1. La mise sous traitement précoce des adultes et des adolescents en fonction du critère biologique du dosage des CD4 (CD4 < 350 CD4)
2. Le diagnostic précoce du VIH pédiatrique par PCR avec une proposition de traitement précoce de l'enfant infecté dès la 6ème semaine
3. Le renforcement de la PTME par les ARV dès la 14ème semaine de grossesse et l'allaitement protégé par les ARV jusqu'à 12 mois après l'accouchement
4. Le suivi du succès thérapeutique ARV et la détection de l'échec thérapeutique par la mesure de la charge virale

Ces recommandations devraient avoir plusieurs conséquences sur le contrôle de l'épidémie en Afrique: 
- Une réduction importante de la morbidité et de la mortalité liées à la réduction de la prévalence des infections opportunistes et autres affections liées au VIH chez le nourrisson, l'enfant et l'adulte.
- Une réduction importante de l'incidence du VIH pédiatrique par l'application de la PTME.

Au Burundi, quels seront les défis à relever pour obtenir les résultats escomptés ?

En terme de réduction de la morbidité et de la mortalité, le défi à relever sera l'accès aux soins de la population. Les distances par rapport aux structures de soins sont souvent grandes, les équipements insuffisants (CD4, charge virale) et le personnel de soins peu qualifié. De plus, la non gratuité des soins rend encore plus difficile leur accessibilité. Au Burundi, près de 60% des malades fréquentent les médecins traditionnels et beaucoup de malades sont encore soignés dans des structures alternatives, expliquant le diagnostic souvent tardif du VIH chez des patients symptomatiques.

Concernant la PTME au Burundi, moins de 20% des femmes enceintes sont dépistées pour le VIH. Augmenter le dépistage du VIH chez les femmes enceintes reste un des défis majeurs surtout dans un contexte où le suivi pré natal fait défaut et où les femmes accouchent encore à domicile.

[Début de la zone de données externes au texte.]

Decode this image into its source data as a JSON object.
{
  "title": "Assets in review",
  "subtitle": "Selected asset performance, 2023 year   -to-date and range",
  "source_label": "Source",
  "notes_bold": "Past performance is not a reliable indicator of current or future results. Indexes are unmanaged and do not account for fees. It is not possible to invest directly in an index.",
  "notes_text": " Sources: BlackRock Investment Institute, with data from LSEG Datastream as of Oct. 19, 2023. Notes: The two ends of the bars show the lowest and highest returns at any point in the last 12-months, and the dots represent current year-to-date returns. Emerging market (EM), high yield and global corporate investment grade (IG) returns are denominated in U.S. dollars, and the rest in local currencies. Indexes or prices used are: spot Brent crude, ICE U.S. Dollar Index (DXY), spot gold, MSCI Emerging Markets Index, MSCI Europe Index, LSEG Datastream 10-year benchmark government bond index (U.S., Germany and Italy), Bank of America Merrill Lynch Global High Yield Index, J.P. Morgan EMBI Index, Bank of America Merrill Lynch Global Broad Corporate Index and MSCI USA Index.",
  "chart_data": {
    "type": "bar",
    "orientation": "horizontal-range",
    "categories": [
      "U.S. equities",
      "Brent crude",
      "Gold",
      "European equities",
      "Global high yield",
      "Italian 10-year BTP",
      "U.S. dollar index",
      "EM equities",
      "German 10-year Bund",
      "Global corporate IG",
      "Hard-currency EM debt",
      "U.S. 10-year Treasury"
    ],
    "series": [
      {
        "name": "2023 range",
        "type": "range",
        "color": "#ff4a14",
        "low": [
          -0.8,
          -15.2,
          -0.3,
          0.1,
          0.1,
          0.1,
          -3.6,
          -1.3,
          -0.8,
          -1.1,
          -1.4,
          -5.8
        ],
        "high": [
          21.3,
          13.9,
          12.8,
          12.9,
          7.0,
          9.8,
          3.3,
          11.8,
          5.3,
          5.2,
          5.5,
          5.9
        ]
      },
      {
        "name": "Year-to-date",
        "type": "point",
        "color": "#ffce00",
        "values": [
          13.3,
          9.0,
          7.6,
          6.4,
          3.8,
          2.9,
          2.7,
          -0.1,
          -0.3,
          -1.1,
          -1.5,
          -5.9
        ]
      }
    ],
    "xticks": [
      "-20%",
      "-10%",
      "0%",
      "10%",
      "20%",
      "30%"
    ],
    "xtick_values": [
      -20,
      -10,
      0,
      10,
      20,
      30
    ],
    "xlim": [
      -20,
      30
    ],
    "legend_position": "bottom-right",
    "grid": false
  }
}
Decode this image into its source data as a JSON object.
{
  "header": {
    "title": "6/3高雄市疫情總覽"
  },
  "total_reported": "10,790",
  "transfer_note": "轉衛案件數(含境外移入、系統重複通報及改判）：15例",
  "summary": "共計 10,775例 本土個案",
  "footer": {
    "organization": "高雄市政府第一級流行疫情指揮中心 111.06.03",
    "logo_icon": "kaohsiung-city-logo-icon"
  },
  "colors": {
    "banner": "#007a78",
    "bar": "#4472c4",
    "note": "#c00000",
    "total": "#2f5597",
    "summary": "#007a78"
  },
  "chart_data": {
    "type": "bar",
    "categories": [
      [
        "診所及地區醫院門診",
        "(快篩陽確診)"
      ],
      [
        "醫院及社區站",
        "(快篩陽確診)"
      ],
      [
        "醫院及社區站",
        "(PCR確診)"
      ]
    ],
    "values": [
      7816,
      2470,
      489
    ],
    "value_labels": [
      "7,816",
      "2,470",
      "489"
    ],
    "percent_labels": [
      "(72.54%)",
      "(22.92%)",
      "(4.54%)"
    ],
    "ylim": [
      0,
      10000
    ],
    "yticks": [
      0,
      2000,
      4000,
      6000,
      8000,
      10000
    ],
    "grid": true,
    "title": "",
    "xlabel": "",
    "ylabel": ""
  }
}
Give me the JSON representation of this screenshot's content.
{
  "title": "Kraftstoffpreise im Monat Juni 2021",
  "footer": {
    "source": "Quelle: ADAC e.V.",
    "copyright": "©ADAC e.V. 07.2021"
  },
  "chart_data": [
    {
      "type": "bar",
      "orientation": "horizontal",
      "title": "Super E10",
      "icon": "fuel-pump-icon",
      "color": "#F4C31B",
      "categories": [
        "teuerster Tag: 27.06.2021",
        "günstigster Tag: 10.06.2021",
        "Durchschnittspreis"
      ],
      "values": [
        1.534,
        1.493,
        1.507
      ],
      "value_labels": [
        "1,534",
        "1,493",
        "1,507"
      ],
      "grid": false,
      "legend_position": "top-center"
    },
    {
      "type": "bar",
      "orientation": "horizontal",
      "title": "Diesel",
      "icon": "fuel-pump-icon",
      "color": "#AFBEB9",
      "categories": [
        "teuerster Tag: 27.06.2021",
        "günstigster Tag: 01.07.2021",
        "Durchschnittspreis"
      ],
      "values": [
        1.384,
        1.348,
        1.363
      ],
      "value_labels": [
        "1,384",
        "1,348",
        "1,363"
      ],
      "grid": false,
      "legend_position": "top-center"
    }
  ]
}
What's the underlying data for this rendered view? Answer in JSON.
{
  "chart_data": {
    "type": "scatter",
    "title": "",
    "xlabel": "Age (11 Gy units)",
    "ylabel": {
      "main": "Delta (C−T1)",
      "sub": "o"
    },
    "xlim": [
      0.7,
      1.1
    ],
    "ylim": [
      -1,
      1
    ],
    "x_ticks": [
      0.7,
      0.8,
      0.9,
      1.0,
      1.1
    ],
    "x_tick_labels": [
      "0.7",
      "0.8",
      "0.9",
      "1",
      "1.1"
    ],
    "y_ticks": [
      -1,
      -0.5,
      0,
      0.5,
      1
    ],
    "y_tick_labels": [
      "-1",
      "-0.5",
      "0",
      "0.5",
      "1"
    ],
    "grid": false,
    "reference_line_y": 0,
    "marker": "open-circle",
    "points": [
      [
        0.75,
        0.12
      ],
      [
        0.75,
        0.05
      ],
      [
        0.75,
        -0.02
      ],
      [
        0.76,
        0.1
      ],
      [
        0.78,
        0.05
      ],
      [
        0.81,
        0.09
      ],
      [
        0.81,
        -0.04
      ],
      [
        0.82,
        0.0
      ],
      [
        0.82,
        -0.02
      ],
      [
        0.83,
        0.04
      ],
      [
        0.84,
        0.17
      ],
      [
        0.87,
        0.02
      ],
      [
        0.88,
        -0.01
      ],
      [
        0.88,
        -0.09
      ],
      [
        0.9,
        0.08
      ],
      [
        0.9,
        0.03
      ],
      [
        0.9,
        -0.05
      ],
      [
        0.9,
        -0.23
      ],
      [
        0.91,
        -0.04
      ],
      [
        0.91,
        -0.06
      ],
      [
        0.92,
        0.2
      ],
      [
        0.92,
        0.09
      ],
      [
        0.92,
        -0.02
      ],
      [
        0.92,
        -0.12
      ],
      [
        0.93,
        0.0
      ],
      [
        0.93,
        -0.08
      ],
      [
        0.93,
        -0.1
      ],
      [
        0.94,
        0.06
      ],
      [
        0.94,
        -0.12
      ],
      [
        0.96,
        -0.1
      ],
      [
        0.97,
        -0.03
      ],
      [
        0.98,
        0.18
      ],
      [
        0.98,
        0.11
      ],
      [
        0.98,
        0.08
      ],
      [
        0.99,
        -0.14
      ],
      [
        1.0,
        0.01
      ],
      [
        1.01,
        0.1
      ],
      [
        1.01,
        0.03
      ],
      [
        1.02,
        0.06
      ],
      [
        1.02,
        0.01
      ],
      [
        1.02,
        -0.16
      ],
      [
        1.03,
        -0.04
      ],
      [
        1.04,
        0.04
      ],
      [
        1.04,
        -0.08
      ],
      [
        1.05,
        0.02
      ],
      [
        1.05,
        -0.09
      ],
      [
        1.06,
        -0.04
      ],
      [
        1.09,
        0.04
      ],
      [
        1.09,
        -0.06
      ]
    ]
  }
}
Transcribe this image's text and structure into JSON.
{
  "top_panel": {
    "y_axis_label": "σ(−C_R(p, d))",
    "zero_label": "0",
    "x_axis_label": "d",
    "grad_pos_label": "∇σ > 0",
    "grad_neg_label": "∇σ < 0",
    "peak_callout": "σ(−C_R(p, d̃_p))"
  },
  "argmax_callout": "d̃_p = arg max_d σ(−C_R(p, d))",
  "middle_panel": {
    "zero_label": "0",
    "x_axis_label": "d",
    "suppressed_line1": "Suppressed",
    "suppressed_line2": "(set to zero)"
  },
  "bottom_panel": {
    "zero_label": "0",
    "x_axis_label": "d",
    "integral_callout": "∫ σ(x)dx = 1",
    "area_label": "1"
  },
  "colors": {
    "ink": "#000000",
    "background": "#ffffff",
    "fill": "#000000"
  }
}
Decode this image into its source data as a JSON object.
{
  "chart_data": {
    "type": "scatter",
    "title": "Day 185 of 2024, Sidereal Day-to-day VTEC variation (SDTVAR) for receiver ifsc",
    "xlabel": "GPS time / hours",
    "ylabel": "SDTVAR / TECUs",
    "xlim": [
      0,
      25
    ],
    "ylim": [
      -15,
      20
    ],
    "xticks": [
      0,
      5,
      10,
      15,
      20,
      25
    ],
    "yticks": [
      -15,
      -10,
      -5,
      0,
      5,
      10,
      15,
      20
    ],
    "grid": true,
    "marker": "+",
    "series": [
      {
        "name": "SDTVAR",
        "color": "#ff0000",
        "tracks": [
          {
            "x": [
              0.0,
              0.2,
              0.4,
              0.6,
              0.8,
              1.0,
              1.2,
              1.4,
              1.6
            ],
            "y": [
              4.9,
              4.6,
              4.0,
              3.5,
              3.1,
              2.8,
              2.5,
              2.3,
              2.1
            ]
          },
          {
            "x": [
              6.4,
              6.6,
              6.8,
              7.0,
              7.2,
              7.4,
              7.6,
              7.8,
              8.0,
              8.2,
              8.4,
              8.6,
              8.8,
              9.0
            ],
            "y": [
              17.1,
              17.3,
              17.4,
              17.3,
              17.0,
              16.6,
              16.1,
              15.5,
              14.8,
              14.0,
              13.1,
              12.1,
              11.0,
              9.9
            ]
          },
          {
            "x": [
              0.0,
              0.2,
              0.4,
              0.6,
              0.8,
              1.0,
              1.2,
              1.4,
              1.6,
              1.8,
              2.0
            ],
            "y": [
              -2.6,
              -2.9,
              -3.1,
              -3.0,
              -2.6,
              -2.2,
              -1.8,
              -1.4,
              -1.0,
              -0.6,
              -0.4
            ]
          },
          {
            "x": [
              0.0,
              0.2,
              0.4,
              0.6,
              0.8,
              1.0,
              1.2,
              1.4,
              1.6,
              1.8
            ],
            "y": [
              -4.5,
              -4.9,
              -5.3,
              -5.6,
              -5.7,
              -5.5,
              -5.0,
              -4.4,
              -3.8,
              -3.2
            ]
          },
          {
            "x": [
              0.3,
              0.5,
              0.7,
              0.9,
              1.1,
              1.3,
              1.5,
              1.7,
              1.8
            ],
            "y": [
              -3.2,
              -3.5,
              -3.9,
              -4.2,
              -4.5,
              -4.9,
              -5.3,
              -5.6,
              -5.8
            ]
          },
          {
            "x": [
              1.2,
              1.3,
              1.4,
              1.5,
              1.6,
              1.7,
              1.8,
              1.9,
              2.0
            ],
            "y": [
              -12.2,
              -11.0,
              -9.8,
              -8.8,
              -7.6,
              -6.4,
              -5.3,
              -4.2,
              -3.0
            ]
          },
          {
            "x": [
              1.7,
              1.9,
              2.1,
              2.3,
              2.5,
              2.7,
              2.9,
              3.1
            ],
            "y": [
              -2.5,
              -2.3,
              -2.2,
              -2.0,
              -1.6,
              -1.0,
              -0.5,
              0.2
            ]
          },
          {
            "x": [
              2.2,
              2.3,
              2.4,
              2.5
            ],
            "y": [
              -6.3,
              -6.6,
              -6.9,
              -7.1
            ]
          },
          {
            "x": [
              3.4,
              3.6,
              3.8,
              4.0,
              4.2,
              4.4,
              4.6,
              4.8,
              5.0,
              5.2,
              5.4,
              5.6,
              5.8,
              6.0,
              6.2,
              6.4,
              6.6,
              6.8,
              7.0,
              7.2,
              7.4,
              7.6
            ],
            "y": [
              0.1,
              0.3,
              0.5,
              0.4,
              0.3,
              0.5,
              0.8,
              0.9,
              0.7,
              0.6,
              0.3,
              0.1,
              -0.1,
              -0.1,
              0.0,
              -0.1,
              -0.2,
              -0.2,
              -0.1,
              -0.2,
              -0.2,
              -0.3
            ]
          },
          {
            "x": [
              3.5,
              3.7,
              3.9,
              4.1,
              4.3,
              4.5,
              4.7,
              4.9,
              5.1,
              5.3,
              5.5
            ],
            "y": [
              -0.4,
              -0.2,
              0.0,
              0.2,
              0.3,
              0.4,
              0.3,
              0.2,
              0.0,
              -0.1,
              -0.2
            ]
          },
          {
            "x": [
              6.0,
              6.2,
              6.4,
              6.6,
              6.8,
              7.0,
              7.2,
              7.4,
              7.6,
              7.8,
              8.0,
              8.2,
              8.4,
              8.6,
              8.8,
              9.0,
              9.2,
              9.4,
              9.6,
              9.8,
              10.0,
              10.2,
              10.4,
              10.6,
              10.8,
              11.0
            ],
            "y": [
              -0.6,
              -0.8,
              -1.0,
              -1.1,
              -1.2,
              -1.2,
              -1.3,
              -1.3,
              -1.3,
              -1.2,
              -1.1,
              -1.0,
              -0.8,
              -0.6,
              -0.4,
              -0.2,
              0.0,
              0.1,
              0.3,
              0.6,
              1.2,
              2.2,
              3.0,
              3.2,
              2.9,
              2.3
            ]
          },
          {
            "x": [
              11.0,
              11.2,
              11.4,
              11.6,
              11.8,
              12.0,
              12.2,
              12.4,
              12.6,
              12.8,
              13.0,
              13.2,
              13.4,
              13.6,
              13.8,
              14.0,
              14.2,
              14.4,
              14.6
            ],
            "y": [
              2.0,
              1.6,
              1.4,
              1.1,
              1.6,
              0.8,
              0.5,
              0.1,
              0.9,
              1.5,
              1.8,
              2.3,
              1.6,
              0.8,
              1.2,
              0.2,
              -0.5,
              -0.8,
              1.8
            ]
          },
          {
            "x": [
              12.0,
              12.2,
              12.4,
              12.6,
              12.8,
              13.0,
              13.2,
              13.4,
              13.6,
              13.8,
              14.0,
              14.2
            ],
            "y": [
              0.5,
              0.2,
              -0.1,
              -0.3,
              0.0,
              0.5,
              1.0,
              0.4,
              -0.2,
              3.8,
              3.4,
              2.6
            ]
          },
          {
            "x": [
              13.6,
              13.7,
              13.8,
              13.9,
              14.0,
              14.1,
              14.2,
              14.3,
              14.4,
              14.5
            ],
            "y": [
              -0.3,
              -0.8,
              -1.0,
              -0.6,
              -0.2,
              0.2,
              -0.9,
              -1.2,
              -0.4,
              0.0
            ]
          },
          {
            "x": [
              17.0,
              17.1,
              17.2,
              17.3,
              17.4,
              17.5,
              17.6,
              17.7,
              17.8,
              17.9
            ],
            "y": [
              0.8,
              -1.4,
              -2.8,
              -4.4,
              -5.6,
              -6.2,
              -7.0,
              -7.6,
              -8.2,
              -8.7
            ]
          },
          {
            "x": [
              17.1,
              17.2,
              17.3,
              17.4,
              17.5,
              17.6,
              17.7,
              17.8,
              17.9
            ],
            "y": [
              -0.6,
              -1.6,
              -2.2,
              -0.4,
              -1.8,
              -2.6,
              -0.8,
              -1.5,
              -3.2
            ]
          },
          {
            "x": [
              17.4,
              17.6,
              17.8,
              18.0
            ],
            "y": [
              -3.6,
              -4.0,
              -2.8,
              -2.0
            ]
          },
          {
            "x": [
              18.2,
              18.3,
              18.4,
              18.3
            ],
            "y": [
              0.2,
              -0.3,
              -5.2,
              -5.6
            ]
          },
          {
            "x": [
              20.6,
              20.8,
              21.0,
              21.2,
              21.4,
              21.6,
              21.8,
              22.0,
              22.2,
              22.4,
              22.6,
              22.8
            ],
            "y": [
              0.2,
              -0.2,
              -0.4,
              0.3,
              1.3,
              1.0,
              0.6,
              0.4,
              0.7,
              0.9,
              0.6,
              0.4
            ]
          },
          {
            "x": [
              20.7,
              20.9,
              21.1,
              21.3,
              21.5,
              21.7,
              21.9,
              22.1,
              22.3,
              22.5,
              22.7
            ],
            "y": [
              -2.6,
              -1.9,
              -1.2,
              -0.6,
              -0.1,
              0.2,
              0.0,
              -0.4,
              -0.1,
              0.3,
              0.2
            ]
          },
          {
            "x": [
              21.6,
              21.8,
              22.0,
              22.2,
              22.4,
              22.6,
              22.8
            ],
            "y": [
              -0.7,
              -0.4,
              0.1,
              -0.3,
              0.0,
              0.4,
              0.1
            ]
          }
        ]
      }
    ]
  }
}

Le dernier défi est financier. Les besoins des traitements ARV ont été calculés, dans plusieurs pays par rapport aux estimations données par les anciennes recommandations de l'OMS. La mise en application des nouvelles recommandations va forcément entraîner une augmentation du nombre de patients en indication de traitement et, par conséquent des coûts des traitements ARV. Dans ce contexte, il faudrait que les différents contributeurs de fonds acceptent de consentir cet effort supplémentaire pour accompagner la mise en place de ces recommandations

Ainsi, le rêve d'infléchir définitivement l'épidémie du VIH en Afrique pourra devenir une réalité si le dépistage et le traitement précoce du VIH par ARV sont appliqués dans de bonnes conditions.